Enfin, Fin Infra apporte d’autres précisions qui étaient attendues dans sa méthodologie, en particulier que :

  • le MGPEPD peut porter sur des prestations qui ont pour objet de réduire la consommation énergétique d’un ou plusieurs bâtiments, quelle que soit la nature de ces dernières, de sorte qu’il peut porter sur des travaux d’isolation, de remplacement d’équipements techniques (chauffages, traitement d’air, ventilation…), sur la mise en place d’outils de pilotage et de contrôle de la consommation, ou encore de sur l’installation d’unités de production d’électricité ou de chaleur renouvelable en autoconsommation ;
  • si l’objet principal des MGPEPD doit bien porter sur la rénovation énergétique d’un ou de plusieurs bâtiments ainsi que sur les travaux qui lui sont indissociablement liés, cela n’exclut pas d’autres travaux dans le périmètre de ces contrats pour autant que ces derniers ne remettent pas en cause cet objet principal (réaménagement des espaces, végétalisation, amélioration du confort des usagers…).

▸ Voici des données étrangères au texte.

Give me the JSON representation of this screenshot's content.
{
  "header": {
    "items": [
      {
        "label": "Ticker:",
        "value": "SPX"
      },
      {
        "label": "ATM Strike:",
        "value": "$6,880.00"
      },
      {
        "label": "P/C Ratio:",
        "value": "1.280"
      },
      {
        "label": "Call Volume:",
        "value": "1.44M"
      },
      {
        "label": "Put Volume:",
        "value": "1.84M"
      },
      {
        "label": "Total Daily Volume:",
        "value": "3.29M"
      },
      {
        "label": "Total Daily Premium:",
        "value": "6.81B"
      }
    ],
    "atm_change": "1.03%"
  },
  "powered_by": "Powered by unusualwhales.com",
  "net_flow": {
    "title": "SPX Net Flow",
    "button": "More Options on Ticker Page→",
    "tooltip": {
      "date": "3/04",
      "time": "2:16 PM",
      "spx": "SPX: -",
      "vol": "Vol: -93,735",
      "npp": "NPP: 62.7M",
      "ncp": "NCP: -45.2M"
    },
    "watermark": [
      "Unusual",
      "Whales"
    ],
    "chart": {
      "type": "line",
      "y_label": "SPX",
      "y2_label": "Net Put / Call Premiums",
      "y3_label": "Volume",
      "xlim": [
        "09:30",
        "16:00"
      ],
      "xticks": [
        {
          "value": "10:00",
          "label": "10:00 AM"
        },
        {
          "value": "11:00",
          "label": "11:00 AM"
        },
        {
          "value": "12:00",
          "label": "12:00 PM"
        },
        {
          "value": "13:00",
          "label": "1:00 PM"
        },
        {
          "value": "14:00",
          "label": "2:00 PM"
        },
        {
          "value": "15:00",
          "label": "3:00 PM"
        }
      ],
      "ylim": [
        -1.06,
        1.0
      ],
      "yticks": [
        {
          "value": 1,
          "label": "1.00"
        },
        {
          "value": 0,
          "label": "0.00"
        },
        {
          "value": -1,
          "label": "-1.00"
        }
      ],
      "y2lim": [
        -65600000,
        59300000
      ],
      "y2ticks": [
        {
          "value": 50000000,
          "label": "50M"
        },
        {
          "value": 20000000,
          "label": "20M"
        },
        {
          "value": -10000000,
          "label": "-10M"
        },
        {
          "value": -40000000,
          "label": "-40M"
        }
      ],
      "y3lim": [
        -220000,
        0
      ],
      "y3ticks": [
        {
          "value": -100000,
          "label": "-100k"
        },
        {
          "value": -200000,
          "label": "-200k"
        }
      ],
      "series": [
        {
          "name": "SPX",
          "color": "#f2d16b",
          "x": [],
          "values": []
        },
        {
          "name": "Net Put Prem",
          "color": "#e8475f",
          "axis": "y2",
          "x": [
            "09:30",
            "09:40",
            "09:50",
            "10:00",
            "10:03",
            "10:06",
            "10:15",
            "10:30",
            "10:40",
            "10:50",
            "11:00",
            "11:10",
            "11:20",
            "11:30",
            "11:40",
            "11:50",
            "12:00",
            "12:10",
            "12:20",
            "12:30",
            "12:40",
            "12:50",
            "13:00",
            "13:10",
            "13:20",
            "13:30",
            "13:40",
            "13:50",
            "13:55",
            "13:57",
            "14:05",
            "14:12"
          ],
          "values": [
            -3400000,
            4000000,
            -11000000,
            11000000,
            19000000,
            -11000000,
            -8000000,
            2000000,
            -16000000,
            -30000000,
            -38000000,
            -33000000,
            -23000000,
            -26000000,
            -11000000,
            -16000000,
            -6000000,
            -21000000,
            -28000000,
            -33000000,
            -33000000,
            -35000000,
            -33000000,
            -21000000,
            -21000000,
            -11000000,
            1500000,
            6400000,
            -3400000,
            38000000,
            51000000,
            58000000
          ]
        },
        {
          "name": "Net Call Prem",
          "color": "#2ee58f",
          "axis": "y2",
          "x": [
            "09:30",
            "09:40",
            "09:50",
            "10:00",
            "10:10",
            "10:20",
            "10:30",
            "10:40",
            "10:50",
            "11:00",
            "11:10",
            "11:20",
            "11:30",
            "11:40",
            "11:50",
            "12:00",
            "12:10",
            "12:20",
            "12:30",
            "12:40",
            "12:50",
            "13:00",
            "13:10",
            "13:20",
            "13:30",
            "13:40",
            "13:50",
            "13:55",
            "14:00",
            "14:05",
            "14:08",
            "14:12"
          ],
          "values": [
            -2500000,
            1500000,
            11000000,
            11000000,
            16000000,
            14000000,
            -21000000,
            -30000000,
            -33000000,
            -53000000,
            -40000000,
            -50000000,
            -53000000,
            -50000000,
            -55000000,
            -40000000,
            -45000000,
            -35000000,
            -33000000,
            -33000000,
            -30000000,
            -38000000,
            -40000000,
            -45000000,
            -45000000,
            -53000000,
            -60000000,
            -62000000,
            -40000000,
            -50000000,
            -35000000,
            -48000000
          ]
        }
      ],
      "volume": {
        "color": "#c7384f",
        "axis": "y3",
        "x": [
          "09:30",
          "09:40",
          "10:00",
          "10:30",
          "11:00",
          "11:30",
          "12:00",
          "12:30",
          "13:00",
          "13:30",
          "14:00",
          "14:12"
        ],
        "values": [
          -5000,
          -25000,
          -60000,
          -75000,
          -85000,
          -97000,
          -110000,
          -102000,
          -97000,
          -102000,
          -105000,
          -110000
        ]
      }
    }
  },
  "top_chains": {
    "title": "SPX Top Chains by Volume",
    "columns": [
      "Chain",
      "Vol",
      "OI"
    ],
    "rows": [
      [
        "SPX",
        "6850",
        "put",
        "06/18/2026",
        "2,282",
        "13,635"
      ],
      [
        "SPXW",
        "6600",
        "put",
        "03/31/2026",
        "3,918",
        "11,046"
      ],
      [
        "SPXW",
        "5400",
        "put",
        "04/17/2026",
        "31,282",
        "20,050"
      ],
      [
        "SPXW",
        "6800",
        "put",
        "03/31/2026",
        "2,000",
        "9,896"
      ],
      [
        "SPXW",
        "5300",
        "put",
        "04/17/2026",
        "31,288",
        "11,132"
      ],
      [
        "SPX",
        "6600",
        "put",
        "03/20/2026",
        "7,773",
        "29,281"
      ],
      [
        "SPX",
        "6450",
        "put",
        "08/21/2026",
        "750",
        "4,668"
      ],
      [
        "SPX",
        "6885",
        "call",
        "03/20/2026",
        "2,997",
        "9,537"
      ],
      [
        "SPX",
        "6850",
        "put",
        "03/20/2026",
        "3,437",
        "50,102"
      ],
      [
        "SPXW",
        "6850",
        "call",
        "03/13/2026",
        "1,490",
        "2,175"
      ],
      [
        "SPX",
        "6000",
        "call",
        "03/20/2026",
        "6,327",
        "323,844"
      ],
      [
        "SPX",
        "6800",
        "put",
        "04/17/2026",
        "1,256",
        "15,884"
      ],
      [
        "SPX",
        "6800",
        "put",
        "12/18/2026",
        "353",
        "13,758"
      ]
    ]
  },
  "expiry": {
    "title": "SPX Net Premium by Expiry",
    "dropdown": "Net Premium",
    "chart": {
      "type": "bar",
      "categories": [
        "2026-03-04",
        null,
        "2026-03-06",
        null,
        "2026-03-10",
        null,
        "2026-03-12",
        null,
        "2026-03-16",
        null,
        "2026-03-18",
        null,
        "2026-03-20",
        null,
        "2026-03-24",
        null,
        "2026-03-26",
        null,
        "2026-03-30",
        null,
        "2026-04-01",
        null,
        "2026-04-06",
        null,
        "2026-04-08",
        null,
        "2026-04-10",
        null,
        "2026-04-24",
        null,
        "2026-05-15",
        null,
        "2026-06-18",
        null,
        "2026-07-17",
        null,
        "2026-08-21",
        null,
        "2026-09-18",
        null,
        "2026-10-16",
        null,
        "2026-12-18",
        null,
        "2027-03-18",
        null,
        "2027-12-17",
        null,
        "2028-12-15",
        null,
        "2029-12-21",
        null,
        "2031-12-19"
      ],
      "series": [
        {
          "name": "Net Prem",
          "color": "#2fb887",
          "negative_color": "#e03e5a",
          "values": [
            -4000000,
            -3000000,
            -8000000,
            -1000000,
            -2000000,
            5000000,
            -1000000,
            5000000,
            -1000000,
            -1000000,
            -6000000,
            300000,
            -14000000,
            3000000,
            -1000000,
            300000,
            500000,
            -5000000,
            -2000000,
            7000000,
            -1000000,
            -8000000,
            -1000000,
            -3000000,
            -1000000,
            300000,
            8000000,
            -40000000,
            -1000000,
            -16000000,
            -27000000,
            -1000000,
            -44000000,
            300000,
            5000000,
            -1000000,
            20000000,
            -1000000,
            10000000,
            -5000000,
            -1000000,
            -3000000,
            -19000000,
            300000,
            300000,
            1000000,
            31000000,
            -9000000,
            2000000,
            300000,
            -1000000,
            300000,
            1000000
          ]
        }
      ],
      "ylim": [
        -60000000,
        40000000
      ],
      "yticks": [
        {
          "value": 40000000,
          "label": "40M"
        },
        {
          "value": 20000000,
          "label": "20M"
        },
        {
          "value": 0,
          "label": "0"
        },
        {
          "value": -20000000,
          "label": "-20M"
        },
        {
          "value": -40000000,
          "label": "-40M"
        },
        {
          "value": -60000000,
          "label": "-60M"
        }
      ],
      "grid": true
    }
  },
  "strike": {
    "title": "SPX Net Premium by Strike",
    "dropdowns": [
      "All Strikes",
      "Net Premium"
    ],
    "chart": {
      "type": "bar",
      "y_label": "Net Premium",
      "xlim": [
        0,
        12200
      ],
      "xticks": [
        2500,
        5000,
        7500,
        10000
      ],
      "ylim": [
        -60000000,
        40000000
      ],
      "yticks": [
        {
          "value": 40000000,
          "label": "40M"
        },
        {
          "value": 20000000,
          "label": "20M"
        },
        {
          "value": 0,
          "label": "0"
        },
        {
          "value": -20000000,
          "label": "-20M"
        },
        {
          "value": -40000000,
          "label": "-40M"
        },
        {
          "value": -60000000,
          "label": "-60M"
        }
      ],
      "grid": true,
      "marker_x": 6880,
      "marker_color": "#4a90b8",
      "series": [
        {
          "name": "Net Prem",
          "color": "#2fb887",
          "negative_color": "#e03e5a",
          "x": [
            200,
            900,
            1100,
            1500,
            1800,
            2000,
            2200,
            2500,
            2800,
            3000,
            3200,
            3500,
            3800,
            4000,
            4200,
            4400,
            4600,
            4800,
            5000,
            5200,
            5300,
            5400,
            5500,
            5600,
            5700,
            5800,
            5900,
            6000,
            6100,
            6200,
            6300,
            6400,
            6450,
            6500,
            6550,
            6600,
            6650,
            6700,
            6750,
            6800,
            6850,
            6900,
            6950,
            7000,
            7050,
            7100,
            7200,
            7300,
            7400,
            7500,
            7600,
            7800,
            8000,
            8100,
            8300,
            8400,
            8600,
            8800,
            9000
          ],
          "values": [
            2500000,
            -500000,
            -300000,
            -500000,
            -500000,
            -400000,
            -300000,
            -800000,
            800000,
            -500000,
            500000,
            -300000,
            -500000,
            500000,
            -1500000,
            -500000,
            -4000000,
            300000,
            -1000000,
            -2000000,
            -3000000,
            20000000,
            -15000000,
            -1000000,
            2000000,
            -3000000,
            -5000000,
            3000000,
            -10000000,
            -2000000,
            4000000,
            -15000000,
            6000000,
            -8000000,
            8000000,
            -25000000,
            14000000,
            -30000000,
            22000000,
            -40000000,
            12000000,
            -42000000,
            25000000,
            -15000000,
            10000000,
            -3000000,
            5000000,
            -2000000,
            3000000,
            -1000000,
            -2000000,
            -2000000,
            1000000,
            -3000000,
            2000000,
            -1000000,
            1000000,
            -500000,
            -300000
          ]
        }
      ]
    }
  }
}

En définitive, si Fin Infra entend apprécier de manière conciliante les projets qui seront soumis à son avis, il ressort de ce qui précède que l’élaboration de l’étude préalable représentera une certaine complexité pour les collectivités territoriales et leurs groupements disposant de peu de moyens internes, et restreindra l’intérêt de recourir à des MGPEPD à des opérations atteignant une taille critique, notamment via les mécanismes de mutualisation.

 

[1] Commande publique : « Un outil plus simple, plus souple que le marché de partenariat », Jean Bensaïd – Le Moniteur – 27 novembre 2023.

[2] « Néanmoins, ces éléments ne contribuent pas directement à la comparaison entre les montages et peuvent donc être adaptés en fonction des données dont dispose l’acheteur » (Commande publique : « Un outil plus simple, plus souple que le marché de partenariat », Jean Bensaïd – Le Moniteur – 27 novembre 2023).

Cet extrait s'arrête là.